“Nomor yang anda tujui sedang ti—”
“Ck.” Sagara mematikan ponselnya sambil berdecak kesal. Sudah seharian ini dia mencoba menghubungi Skaya, namun hanya suara operator yang terdengar.
Dia menghempaskan diri ke kasur sambil menutup matanya menggunakan lengannya. Meski hari ini hari ulang tahunnya dan dirayakan oleh orang tuanya, Sagara merasa masih belum lengkap. Dia ingin mendengar suara Skaya hari ini.
Tok tok tok
“Sagara?” Suara Iris terdengar dibalik pintu.
“Masuk, Mi.”
Pintu terbuka. Melihat ruangan yang gelap itu, Iris menghela napas dan mencari saklar lampu dan menekannya sehingga ruang tersebut terang benderang. Melirik sang anak yang berbaring di atas kasur, dia menggeleng prihatin.
“Kenapa kamu? Ulang tahun kok malah lesu.” ujar wanita itu heran.
“Gak.”
“Terserah deh.” Iris mengedikkan pundak melihat anaknya tidak mau terbuka. “Tadi siang Mami ditelepon Skara.”
Mendengar namanya, Sagara langsung bangkit. Dia menatap Iris lekat. “Skara nelpon Mami? Kenapa dia gak nelpon aku?”
“Mana Mami tau?” Iris tersenyum geli. Dia jadi memiliki kesimpulan bahwa Sagara bad mood karena Skaya. “Dia cuma bilang ada barangnya yang tertinggal di rooftop. Penting. Maunya sekarang kamu ambilin, tapi karena kamu lagi males gini jadi mending besok aja.”

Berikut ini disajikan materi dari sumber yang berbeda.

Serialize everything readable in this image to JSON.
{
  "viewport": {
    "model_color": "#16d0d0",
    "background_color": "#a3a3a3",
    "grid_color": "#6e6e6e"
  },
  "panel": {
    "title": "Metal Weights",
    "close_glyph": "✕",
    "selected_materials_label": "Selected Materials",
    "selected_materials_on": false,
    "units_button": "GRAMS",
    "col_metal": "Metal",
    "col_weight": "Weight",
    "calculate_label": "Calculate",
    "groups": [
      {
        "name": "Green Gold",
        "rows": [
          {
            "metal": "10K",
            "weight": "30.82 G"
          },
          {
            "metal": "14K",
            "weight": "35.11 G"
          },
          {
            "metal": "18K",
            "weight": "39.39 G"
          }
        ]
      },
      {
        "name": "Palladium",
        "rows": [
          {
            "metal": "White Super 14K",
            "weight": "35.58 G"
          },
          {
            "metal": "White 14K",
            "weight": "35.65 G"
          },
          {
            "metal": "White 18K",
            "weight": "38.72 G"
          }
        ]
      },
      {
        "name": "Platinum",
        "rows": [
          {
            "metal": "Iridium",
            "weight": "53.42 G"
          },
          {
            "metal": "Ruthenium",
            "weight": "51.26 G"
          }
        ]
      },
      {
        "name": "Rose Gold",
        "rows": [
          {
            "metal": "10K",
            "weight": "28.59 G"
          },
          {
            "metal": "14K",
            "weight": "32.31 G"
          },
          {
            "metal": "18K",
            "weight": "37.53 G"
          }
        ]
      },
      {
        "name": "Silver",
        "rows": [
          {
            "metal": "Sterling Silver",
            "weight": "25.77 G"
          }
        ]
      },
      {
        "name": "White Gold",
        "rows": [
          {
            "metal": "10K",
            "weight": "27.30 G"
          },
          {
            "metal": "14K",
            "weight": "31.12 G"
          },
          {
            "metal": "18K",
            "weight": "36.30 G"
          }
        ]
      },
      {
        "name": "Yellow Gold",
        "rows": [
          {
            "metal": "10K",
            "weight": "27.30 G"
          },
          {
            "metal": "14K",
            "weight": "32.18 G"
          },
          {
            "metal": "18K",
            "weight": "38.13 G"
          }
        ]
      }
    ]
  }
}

“Barang apa?” tanya Sagara cepat.
“Tas kecil warna putih di deket pintu. Katanya ketinggalan waktu itu pas sama kamu.” Ketika Sagara berdiri mengambil jaketnya, Iris segera menghentikan. “Mau ke mana?”
“Ambil barangnya Skara.”
“Besok bisa kan. Udah malem ini.”
Sagara menatap jam di pergelangan tangannya. “Baru jam 8.”
“Tapi Skay—ra masih di rumahnya.”
“Skay?” tanya Sagara ulang membuat Iris merutuki mulutnya yang tidak bisa dikendalikan.
“Lidah mami kepleset.” alibi Iris.
“Kayaknya Mami udah tau. Pantes gak ngejek aku homo lagi.” cibir Sagara sambil mengenakan jaketnya.
Mata Iris melebar. “Kamu juga tau? Sejak kapan?”
“Mami kepo.”
Melihat Sagara keluar dari kamar, Iris segera mengekori. Dia kembali bertanya dengan penasaran, “Kapan kamu tau? Gara, Mami peringati kamu ya jangan macem-macem sama dia di asrama.”
Sudut bibir Sagara terangkat sedikit. “Macem-macem gimana?”
Iris memukul pundak Sagara gemas. “Bodoh kok dipelihara. Ngomong-ngomong dia tau kamu sadar?”
“Gak.”
“Ck, kesian banget dia ketemu cowok licik kayak kamu.”
Sagara melirik Iris tanpa mengucapkan apa-apa. Lepas dari Maminya setelah mendengar berbagai wanti-wanti darinya, akhirnya Sagara keluar mengendarai motor dengan ngebut kembali ke sekolah.
Bibirnya merapat erat. Berpikir Skaya tidak ingin menghubungi, tanpa sadar dia melajukan motor CBR1000RR SP-nya di atas rata-rata, membelah jalanan ke arah sekolah yang sepi akan kendaraan.
Dia memarkirkan motor di basement, melepaskan helmnya dan menyugar rambutnya ke belakang. Menatap sekitarnya yang sepi dan tanpa kembali ke asrama, laki-laki itu langsung melangkah menuju rooftop.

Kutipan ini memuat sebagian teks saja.